Preselection – All You Need To Know

In this post, we’ll unpack all you need to know about Preselection, defining exactly what it is, its adaptive role in evolution, a number of studies that support the idea and more.

What Is Preselection?

Preselection, also known as mate-choice copying, is the tendency to find potential partners more attractive when they have already been chosen as a partner by someone else.

Preselection is a form of social proof. Therefore, the same way people want things that other people want, women want men that other women want.

“Women want men who other men want to be and other women want to be with.”

The Evolutionary Lens

In our ancestral past, women’s sexual selection was a matter of life or death. Those who were able to successfully identify a competent man were more likely to survive and reproduce.

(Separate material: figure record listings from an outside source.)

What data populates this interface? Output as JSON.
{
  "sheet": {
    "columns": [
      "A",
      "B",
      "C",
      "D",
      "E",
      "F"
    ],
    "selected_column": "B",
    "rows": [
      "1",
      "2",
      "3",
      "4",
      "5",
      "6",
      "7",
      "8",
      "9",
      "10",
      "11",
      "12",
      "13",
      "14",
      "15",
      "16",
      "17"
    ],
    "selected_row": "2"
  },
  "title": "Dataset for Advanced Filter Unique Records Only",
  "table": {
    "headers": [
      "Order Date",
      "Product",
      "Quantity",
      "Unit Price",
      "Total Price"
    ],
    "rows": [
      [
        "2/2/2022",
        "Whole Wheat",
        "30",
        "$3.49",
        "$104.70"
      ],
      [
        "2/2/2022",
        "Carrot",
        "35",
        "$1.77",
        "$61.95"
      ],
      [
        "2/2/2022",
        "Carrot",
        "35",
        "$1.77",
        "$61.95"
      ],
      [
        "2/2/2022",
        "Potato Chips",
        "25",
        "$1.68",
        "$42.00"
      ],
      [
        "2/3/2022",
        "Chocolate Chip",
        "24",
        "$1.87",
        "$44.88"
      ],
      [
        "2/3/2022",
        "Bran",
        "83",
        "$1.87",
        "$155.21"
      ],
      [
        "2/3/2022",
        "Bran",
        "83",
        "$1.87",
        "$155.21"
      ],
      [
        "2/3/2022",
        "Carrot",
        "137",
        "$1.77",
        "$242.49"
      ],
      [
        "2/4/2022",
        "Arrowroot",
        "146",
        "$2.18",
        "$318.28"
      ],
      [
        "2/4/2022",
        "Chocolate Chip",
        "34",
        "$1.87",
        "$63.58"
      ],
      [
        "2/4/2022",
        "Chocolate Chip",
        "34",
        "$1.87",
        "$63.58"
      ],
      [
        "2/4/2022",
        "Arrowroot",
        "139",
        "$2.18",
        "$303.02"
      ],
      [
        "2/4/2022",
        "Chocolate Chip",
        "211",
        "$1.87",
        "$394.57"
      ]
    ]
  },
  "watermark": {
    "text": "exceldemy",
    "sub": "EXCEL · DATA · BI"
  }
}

Therefore, Preselection evolved as tool to help women more quickly identify competent men who could become potential mates. This in turn helped minimise potential costs such as time, energy and recourses, when choosing a mate.

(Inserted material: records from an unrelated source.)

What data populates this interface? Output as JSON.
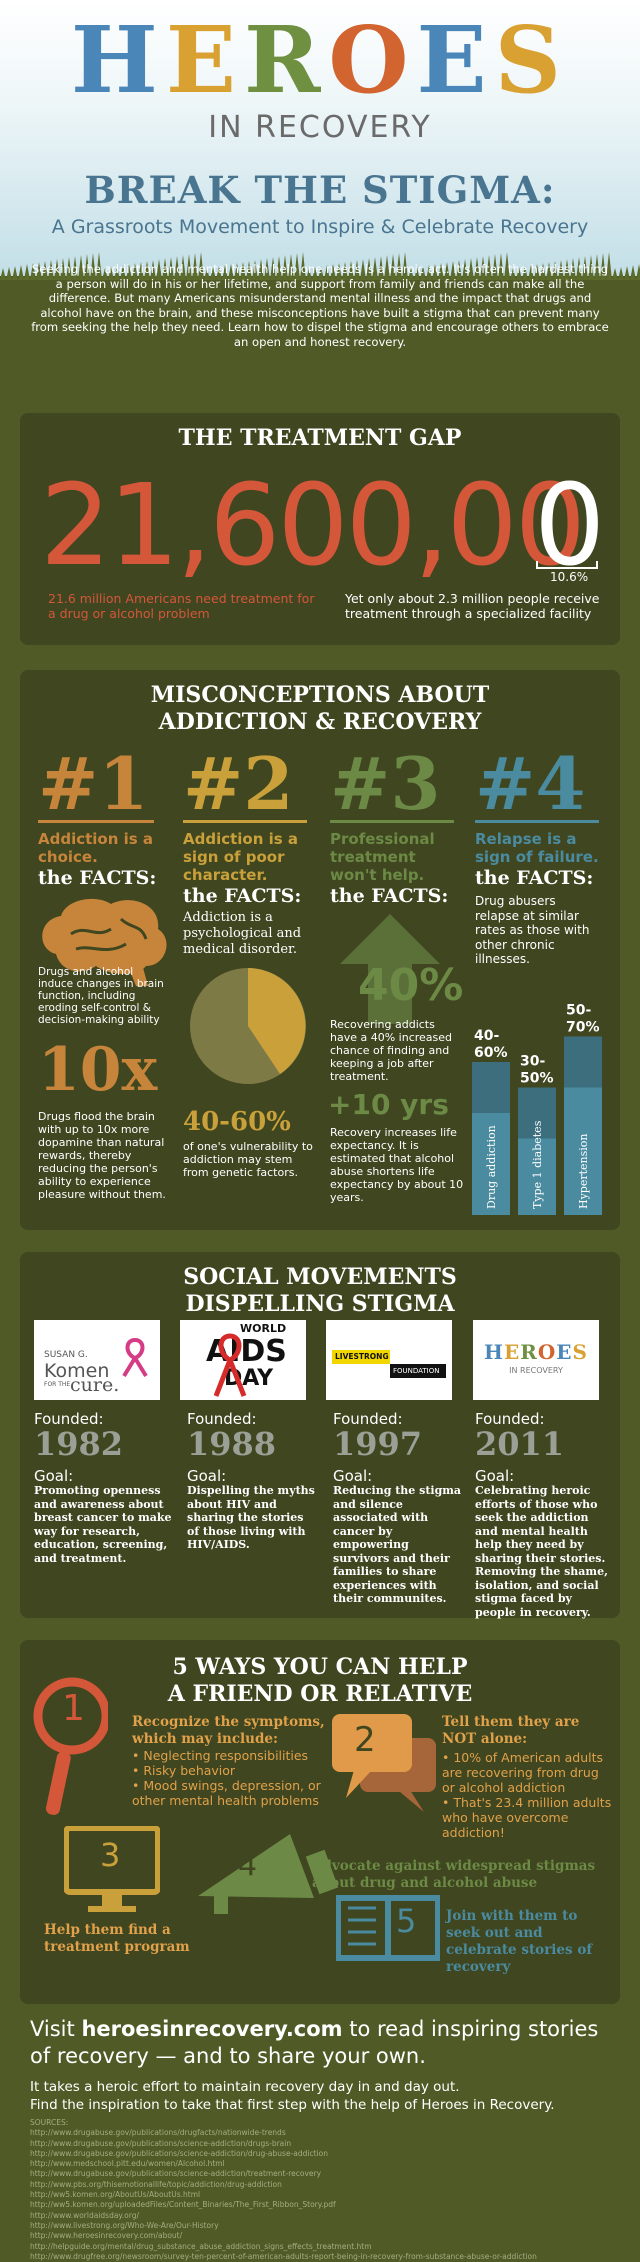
{
  "header": {
    "logo_letters": [
      {
        "ch": "H",
        "color": "#4a86b8"
      },
      {
        "ch": "E",
        "color": "#d9a131"
      },
      {
        "ch": "R",
        "color": "#6e9040"
      },
      {
        "ch": "O",
        "color": "#d2642f"
      },
      {
        "ch": "E",
        "color": "#4a86b8"
      },
      {
        "ch": "S",
        "color": "#d9a131"
      }
    ],
    "subtitle": "IN RECOVERY",
    "title": "BREAK THE STIGMA:",
    "tagline": "A Grassroots Movement to Inspire & Celebrate Recovery"
  },
  "intro": "Seeking the addiction and mental health help one needs is a heroic act. It's often the hardest thing a person will do in his or her lifetime, and support from family and friends can make all the difference. But many Americans misunderstand mental illness and the impact that drugs and alcohol have on the brain, and these misconceptions have built a stigma that can prevent many from seeking the help they need. Learn how to dispel the stigma and encourage others to embrace an open and honest recovery.",
  "treatment_gap": {
    "title": "THE TREATMENT GAP",
    "big_number_main": "21,600,00",
    "big_number_last": "0",
    "percent": "10.6%",
    "left_text": "21.6 million Americans need treatment for a drug or alcohol problem",
    "right_text": "Yet only about 2.3 million people receive treatment through a specialized facility"
  },
  "misconceptions": {
    "title_line1": "MISCONCEPTIONS ABOUT",
    "title_line2": "ADDICTION & RECOVERY",
    "facts_label": "the FACTS:",
    "items": [
      {
        "num": "#1",
        "color": "#c6853a",
        "myth": "Addiction is a choice.",
        "fact1": "Drugs and alcohol induce changes in brain function, including eroding self-control & decision-making ability",
        "stat": "10x",
        "fact2": "Drugs flood the brain with up to 10x more dopamine than natural rewards, thereby reducing the person's ability to experience pleasure without them."
      },
      {
        "num": "#2",
        "color": "#c9a03a",
        "myth": "Addiction is a sign of poor character.",
        "fact1": "Addiction is a psychological and medical disorder.",
        "stat": "40-60%",
        "fact2": "of one's vulnerability to addiction may stem from genetic factors."
      },
      {
        "num": "#3",
        "color": "#6c8a45",
        "myth": "Professional treatment won't help.",
        "stat": "40%",
        "fact1": "Recovering addicts have a 40% increased chance of finding and keeping a job after treatment.",
        "stat2": "+10 yrs",
        "fact2": "Recovery increases life expectancy. It is estimated that alcohol abuse shortens life expectancy by about 10 years."
      },
      {
        "num": "#4",
        "color": "#4a8ba0",
        "myth": "Relapse is a sign of failure.",
        "fact1": "Drug abusers relapse at similar rates as those with other chronic illnesses.",
        "bars": [
          {
            "label": "Drug addiction",
            "range": "40-60%",
            "low": 40,
            "high": 60
          },
          {
            "label": "Type 1 diabetes",
            "range": "30-50%",
            "low": 30,
            "high": 50
          },
          {
            "label": "Hypertension",
            "range": "50-70%",
            "low": 50,
            "high": 70
          }
        ]
      }
    ]
  },
  "movements": {
    "title_line1": "SOCIAL MOVEMENTS",
    "title_line2": "DISPELLING STIGMA",
    "founded_label": "Founded:",
    "goal_label": "Goal:",
    "items": [
      {
        "logo_text1": "SUSAN G.",
        "logo_text2": "Komen",
        "logo_text3": "FOR THE",
        "logo_text4": "cure.",
        "year": "1982",
        "goal": "Promoting openness and awareness about breast cancer to make way for research, education, screening, and treatment."
      },
      {
        "logo_text1": "WORLD",
        "logo_text2": "AIDS",
        "logo_text3": "DAY",
        "year": "1988",
        "goal": "Dispelling the myths about HIV and sharing the stories of those living with HIV/AIDS."
      },
      {
        "logo_text1": "LIVESTRONG",
        "logo_text2": "FOUNDATION",
        "year": "1997",
        "goal": "Reducing the stigma and silence associated with cancer by empowering survivors and their families to share experiences with their communites."
      },
      {
        "logo_text1": "HEROES",
        "logo_text2": "IN RECOVERY",
        "year": "2011",
        "goal": "Celebrating heroic efforts of those who seek the addiction and mental health help they need by sharing their stories. Removing the shame, isolation, and social stigma faced by people in recovery."
      }
    ]
  },
  "help": {
    "title_line1": "5 WAYS YOU CAN HELP",
    "title_line2": "A FRIEND OR RELATIVE",
    "items": [
      {
        "num": "1",
        "head": "Recognize the symptoms, which may include:",
        "list": [
          "Neglecting responsibilities",
          "Risky behavior",
          "Mood swings, depression, or other mental health problems"
        ]
      },
      {
        "num": "2",
        "head": "Tell them they are NOT alone:",
        "list": [
          "10% of American adults are recovering from drug or alcohol addiction",
          "That's 23.4 million adults who have overcome addiction!"
        ]
      },
      {
        "num": "3",
        "head": "Help them find a treatment program"
      },
      {
        "num": "4",
        "head": "Advocate against widespread stigmas about drug and alcohol abuse"
      },
      {
        "num": "5",
        "head": "Join with them to seek out and celebrate stories of recovery"
      }
    ]
  },
  "footer": {
    "visit_pre": "Visit ",
    "visit_link": "heroesinrecovery.com",
    "visit_post": " to read inspiring stories of recovery — and to share your own.",
    "line1": "It takes a heroic effort to maintain recovery day in and day out.",
    "line2": "Find the inspiration to take that first step with the help of Heroes in Recovery.",
    "sources_label": "SOURCES:",
    "sources": [
      "http://www.drugabuse.gov/publications/drugfacts/nationwide-trends",
      "http://www.drugabuse.gov/publications/science-addiction/drugs-brain",
      "http://www.drugabuse.gov/publications/science-addiction/drug-abuse-addiction",
      "http://www.medschool.pitt.edu/women/Alcohol.html",
      "http://www.drugabuse.gov/publications/science-addiction/treatment-recovery",
      "http://www.pbs.org/thisemotionallife/topic/addiction/drug-addiction",
      "http://ww5.komen.org/AboutUs/AboutUs.html",
      "http://ww5.komen.org/uploadedFiles/Content_Binaries/The_First_Ribbon_Story.pdf",
      "http://www.worldaidsday.org/",
      "http://www.livestrong.org/Who-We-Are/Our-History",
      "http://www.heroesinrecovery.com/about/",
      "http://helpguide.org/mental/drug_substance_abuse_addiction_signs_effects_treatment.htm",
      "http://www.drugfree.org/newsroom/survey-ten-percent-of-american-adults-report-being-in-recovery-from-substance-abuse-or-addiction"
    ]
  }
}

Studies That Support Preselection

In one study, researchers found that a man’s relationship status directly affected his attractiveness to women. When women thought a man was single, 59% found him attractive. However, when women thought a man was in a committed relationship, 90% found him attractive.

The same study also showed that single women were more interested in poaching a man who was already in a committed relationship rather than pursuing a man who was single.

Summary

Preselection refers to the concept that women are more attracted to men that are perceived to already be attractive and desired by other women.

Preselection evolved as an adaptation to assist women in solving the problem of identifying high-quality men as sexual partners. The best and quickest indicator of a high-quality man is a man who other women judge favourably having already seemingly done the groundwork.